Caminó erguido, con la
gallardía puesta a volar como un blasón luminoso, invicto estandarte enarbolado
sobre las ruinas de su alma. No había podido cobrar los sueldos que le
adeudaban. Se sentía pobre, aunque se sabía noble y casi no le dolía que su
majestad demorara casi tres años en pagar los doscientos mil maravedíes que
sicarios de Enrique de Navarra pedían por su libertad. Demasiado tarde
comprendería que el rescate de la lúgubre mazmorra de Mont-Masan había sido
pagado con su propio dinero. Pero la herida era otra, honda y secreta, antigua
e incurable. El recuerdo de aquellos trágicos pobladores del Estrecho,
desterrados en ese inclemente territorio de hambre y locura lo perseguían. A
veces, en medio de tanta oscuridad un rayo de luz iluminaba sus horas de
cordura con breve relámpago y podía ver entonces aquella tierra de salvaje
belleza, hembra desdeñosa, que parecía hechizarlo con sus montañas nevadas,
prisioneras de un mar azul y hondo. Ese mismo mar, que desataba la furia
escondida en borrascosas entrañas para lavar con tempestades la alucinada
memoria de sus invasores. Y era entonces cuando resonaban en sus oídos las palabras
de Túpac Amaru, ese muchacho ingenuo y valiente, hijo de Manco Inca, - último
soberano de los descendientes del sol de América - preguntándole antes de ser
ajusticiado:
-"¿Pues para
matarme me persuadieron que me bautizase y me hiciese cristiano?"
El
viejo capitán meneaba su cabeza como no queriendo escuchar ese reclamo ominoso.
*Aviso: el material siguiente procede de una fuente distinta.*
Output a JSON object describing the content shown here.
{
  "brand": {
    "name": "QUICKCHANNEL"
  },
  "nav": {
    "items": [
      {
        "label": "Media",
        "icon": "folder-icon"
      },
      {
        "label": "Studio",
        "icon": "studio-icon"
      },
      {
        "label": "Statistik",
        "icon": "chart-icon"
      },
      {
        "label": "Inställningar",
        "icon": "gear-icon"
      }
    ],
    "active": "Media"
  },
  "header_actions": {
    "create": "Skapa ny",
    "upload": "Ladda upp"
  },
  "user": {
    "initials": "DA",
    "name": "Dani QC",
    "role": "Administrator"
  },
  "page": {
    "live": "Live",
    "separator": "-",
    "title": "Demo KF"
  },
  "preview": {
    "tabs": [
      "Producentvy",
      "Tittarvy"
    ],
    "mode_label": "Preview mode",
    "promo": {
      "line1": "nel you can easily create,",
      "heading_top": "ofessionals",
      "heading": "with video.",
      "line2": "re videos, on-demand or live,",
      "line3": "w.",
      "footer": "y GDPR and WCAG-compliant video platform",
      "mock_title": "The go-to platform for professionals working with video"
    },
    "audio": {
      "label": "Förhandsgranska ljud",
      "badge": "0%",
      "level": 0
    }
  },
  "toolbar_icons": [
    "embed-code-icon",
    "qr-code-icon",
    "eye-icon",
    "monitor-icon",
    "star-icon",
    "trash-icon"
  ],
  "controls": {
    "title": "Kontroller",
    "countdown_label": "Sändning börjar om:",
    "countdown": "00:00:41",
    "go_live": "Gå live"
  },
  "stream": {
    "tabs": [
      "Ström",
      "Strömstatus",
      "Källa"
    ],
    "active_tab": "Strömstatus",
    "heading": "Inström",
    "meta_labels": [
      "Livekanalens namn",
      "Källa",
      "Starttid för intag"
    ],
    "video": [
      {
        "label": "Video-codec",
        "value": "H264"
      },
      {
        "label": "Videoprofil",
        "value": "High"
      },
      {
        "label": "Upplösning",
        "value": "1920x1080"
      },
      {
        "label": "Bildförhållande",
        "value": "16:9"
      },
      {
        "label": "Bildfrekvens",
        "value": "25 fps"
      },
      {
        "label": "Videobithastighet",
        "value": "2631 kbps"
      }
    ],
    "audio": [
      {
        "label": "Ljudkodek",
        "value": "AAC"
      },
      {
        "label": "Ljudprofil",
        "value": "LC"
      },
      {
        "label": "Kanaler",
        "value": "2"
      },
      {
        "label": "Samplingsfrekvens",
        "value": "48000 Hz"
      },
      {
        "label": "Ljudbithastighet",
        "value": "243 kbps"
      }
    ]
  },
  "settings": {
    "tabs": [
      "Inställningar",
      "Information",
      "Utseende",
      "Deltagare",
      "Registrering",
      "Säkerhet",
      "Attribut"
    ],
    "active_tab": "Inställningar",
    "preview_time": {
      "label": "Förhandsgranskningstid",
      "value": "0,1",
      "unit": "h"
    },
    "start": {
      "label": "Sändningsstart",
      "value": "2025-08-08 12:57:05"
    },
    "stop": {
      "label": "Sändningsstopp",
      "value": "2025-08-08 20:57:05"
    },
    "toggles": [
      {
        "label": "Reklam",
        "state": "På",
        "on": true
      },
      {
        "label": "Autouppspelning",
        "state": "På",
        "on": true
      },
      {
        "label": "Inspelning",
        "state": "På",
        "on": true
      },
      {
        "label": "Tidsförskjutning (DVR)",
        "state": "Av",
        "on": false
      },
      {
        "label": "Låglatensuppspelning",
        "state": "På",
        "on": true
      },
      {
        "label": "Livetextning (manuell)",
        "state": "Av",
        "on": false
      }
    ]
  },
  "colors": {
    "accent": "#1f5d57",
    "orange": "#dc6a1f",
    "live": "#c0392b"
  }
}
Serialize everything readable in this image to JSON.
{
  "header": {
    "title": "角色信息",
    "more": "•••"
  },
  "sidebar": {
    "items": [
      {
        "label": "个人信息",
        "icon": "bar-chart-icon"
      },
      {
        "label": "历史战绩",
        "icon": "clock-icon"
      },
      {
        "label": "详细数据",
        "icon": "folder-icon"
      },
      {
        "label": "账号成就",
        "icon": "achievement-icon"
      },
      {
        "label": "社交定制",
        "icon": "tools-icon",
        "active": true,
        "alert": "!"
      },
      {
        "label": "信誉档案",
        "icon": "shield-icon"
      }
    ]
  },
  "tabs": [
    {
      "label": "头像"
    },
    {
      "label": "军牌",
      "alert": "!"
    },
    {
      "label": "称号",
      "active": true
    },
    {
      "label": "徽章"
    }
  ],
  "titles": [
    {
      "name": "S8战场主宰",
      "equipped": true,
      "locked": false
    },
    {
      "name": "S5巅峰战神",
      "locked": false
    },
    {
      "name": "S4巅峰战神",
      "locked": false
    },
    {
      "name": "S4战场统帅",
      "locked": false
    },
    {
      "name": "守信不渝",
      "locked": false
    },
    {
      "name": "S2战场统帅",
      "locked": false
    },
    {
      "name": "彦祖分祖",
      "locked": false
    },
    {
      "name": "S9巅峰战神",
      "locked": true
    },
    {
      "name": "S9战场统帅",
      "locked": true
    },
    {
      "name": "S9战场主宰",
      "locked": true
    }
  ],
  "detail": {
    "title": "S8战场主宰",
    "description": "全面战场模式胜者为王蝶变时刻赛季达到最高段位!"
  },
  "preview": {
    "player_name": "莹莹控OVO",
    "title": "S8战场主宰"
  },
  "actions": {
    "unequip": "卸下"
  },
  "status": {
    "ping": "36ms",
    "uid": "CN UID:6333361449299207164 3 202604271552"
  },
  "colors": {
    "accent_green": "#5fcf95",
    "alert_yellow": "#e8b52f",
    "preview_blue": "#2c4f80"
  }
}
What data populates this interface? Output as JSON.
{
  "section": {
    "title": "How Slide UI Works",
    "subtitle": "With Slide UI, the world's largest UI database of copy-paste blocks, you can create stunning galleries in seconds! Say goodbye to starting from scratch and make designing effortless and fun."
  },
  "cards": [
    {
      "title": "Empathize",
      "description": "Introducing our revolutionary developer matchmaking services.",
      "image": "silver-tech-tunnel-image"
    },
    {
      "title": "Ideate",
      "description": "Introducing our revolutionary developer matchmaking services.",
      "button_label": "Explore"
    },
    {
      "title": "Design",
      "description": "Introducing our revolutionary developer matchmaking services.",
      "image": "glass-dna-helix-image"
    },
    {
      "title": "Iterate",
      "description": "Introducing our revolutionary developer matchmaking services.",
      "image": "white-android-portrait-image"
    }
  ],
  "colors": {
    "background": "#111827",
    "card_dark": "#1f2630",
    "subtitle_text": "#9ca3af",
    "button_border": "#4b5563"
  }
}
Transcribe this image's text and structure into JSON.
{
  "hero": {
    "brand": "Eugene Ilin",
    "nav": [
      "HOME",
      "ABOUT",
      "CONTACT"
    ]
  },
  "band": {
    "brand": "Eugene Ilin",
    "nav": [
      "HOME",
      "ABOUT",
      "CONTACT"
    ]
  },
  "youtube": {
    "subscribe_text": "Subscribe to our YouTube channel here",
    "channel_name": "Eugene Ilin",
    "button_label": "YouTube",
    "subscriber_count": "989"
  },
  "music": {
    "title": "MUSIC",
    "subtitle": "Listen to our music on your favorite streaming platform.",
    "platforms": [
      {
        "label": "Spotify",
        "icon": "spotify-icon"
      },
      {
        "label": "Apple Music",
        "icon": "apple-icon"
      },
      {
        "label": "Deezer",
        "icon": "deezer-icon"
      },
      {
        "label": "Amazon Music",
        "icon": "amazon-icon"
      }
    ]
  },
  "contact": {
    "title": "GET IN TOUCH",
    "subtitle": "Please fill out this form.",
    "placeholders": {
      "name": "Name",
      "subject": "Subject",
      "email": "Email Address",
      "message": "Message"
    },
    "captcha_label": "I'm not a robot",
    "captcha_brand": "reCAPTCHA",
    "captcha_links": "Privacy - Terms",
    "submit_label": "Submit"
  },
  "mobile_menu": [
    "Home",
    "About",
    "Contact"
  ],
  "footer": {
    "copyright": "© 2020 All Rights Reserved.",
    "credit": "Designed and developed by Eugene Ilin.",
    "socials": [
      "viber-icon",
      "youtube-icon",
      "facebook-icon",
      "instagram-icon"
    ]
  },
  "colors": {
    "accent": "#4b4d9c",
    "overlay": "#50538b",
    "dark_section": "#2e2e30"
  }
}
Pero sentía que sus botas desandaban el camino empedrado que llevaba al Machu
Picchu, la sagrada ciudad fortaleza del imperio conquistado. Podía oler el
aliento caliente del trópico en el rumor del Urubamba, que acezando antiguos
celos, soltaba por la virginidad de la selva su colosal anaconda alazana.
El
recuerdo -esa trampa engañosa de la memoria- le había preguntado más de una vez
al viejo marinero de qué había muerto Diego López de Zúñiga y Velasco, conde de
Nieva, veleidoso virrey del Perú. Detuvo el paso, miró la claridad hiriente que
invadía la fastuosa residencia, hizo como que pensaba, sonrió con desgano, y
reinició la marcha rumbo a nuevas alucinaciones.
No había podido hablar
con el rey por esos días y presentía que Su Majestad evitaba el encuentro.
¡Negarle esa gracia a él, que con rotunda justicia nombraban Caballero de
Galicia! Justo a él, que había sido el primero en clavar en aquellas tierras
inconquistadas del Estrecho de la Madre de Dios, el emblema con las armas de
Felipe II desafiando los misterios del austro; y el crucifijo -ese símbolo
omnímodo y atroz- evidencia de un designio ineluctable.
Le habían ofrecido ser el Almirante de la Armada para defender de la
piratería inglesa la flota de galeones que traficaban con las riquezas de las
Indias. ¡Pobre tarea para un hombre singular, hecho a mano por la providencia,
lleno de valor y nobleza, martirio e infortunio y herido de muerte por la
gloria!
La Historia diría en
una brumosa página que murió una tibia mañana de julio de 1592 cerca de Lisboa,
olvidado, solo y desnudo de todo honor y reconocimiento.
(*) Escritor comodorense. De su libro “Diez
pequeñas historias marineras”.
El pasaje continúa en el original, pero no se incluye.